Il prit la bande de plastique et la passa à sa main. Puis il s’approcha du prisonnier.
— Tu avoues ? demanda-t-il.
José Bolanos cracha par terre devant lui.
— Bien. Tu l’auras voulu.
Lentement, Felipe Chano approcha sa main du visage de Bolanos. Celui-ci ne bougeait pas. Mais Malko pouvait voir la couleur se retirer de son visage.
— Ce n’est pas la première fois que quelqu’un mourra ici accidentellement, dit le policier. De toute façon, tu ne peux pas nous servir, puisque tu ne sais rien.
D’un geste vif, il approcha encore sa main, comme pour griffer Bolanos.
Le prisonnier rejeta le visage en arrière et poussa un cri inhumain. Le masque d’impassibilité avait fondu. Les traits hagards, il cherchait à fuir la main qui le menaçait. Mais il n’avait pas parlé…
Felipe Chano enleva la bande et la mit dans son tiroir.
— Je crois que vous êtes fixé, señor SAS, dit-il.
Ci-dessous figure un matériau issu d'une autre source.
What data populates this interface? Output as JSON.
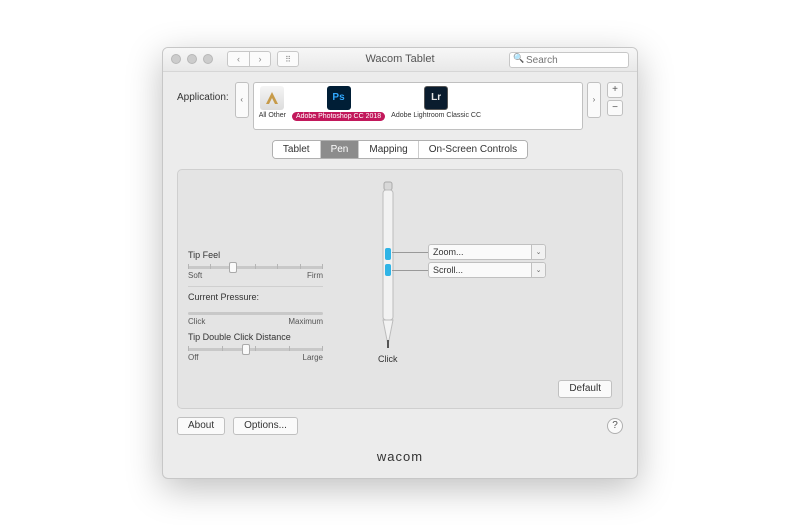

Nous ne tirerons rien de cet homme. D’ailleurs il doit en savoir très peu. Ce n’est qu’un tueur à gages. Je vais le faire mettre pour la nuit dans une cellule avec quelques serpents. Il y a des gens qui n’aiment pas ça du tout. Peut-être le señor Bolanos est-il de ceux-là ? C’est notre « troisième degré » à nous.
On emmena Bolanos.
Felipe Chano alluma une cigarette et dit à Malko :
— Il y a une chose que vous ignorez : José Bolanos est le meilleur ami de Luis Chico, le Charnalo.